DOLMUŞ
Dolmuş denince akla ilk günümüzde kullanılan ve tıka basa insan ile doldurulmuş yarım otobüsten daha kısa bir toplu taşıma aracı gelir. Adından mı bilinmez ama. dolmuşların dolmak zorunda olmak gibi bir misyonu var sanki. Çoğu zaman zaten boş bulunmuyor, özellikle de pik saatlerde. Yanlız bu duruma neden tabi oluyoruz bilemiyorum ancak otobüslerin bu kadar sık sefer yapılamadığı yerlerde büyük bir açığı kapattıkları da bir gerçek.
Dolmuş dediğimiz buluş zannedersem bize ait ve zamanında ulaşım bu kadar alternatifli değil iken ilk motorlu araçlar ile taşımacılık oldukça pahalı imiş. Bunu çözebilmek için Halit isimli bir taksi şoförü ücretini denkleştiremeyen ve aynı yöne giden 4 yolcuyu toplam bedeli paylaşarak taşıdığı ilk seferiyle dolmuşçuluğun temellerini atmış. İlk sefer Eminönü – Nişantaşı arasında imiş, bu gelenek giderek farklı rotalar ile Taksim, Topkapı, Bakırköy, Kadıköy gibi merkezler arasında da seferler başlamış. Aslında 1960 lı yıllardan sonra bir kaç hatta tramvay da mevcutmuş ama taksilerin de oldukça lüks olması sebebiyle “tabanvay” diye bir tanım bile yapılmış çünkü bir çok İstanbul’lu yürüryerek ulaşırmış gitmek istedikleri yere.
Klasikler
İlk kullanılan dolmuşlar aslında taksi olan Amerikan klasikleri, koldan vites ile direksiyon yanında olduğundan ön koltuğa da iki kişi oturabiliyordu. Benim çocukluk zamanlarımda 1970 li yıllarda İstanbul’da iken çok fazla olmasa da zaman zaman ailecek bindiğimizi hatırlıyorum. Özellikle şehirler arası seyahat yapmadan önce valiz vs olduğunda sokağımızın başında bekleyen o kocaman taksilere binerek Topkapı Otogarına giderdik. Nasıl kullanıldığını bilmezdim ama ön cam sağ kısmında kaporta üzerinde şimdiki elektrik sayaçlarına benzer bir cihaz yani o zamanın taksimetresi bulunurdu. Ya da bunu ben böyle biliyordum diyelim.
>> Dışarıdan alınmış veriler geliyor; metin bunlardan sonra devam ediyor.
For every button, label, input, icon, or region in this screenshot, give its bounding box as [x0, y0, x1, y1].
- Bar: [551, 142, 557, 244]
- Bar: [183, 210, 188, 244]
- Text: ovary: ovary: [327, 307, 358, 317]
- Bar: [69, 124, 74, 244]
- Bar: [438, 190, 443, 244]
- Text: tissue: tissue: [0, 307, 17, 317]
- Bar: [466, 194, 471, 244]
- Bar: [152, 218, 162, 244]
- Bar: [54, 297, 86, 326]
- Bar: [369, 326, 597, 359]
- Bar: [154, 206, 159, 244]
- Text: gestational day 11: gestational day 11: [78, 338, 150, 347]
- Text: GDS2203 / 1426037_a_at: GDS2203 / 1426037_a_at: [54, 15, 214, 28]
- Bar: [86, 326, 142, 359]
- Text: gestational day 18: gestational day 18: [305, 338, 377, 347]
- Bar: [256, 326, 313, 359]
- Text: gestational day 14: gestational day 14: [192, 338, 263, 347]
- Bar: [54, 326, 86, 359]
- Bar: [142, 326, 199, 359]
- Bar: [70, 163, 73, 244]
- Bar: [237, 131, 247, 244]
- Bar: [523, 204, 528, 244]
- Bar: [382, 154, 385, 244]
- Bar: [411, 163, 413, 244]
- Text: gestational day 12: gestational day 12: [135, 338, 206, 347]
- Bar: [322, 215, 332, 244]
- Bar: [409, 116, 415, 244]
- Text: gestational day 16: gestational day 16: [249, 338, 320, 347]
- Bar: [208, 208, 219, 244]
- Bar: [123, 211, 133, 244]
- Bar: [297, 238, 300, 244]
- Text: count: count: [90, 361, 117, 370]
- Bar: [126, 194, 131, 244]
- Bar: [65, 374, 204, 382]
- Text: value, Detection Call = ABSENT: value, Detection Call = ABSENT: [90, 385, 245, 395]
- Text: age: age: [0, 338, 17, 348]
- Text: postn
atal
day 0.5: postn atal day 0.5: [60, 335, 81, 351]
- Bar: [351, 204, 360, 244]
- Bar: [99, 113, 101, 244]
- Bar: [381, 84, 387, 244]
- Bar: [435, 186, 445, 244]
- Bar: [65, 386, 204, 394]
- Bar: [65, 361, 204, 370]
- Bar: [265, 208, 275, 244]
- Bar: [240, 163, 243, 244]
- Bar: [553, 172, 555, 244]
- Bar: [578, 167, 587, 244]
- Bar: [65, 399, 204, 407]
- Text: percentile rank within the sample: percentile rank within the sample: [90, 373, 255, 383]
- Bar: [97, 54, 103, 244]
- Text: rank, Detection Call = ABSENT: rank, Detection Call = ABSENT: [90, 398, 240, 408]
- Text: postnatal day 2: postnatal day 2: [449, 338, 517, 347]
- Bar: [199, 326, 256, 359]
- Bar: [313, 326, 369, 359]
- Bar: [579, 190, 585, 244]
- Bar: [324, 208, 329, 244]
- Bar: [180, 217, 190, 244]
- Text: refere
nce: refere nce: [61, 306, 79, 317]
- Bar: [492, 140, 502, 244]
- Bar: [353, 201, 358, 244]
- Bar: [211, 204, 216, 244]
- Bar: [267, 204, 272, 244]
Bu dolmuşlar uzun süre direndiler hatta orta kısmı yarım koltuk olacak şekilde olan tipleri bire oldu. Keşke hala trafikte olabilseler de keyfini sürebilsek. Ama zamanla ekonomik olmaktan çıkınca burunları sivri tamamen koltuklu taksi dolmuş arası bir türe evrildiler ve bazı hatlarda hala da taşımacılığa devam ediyorlar. Bunun yanı sıra günümüzde kullanılan minibüslerin eski tiplerini hatırlayanlar bilirler yerden oldukça yüksek fakat içi oldukça kısa modellerinde ayakta seyahat etmek resmen eziyet gibi birşeydi. Boyunuz normalin biraz üstü ise iki büklüm olmak zorunda kalırdınız ve boyun sırt her tarafınız ağrırdı gidene kadar.
Özellikle İstanbul için güzel ve gülümseten bir tarihi olan dolmuşçuluk yerini daha konforlu yüksek iç mekanı ile en azından ayakta rahat durulabilen ve ilçe içerisinde kısa mesafeler için olmazsa olmaz minibüslerden tek isteğimiz, gittikleri yolu kapatmadan, insan taşıdığının farkında olarak işlerine devam etmeleri. Toplu taşımanın belki bir alt organları da olsa minibüs taşımacılığı şimdiki düzenin olmazsa olmazı.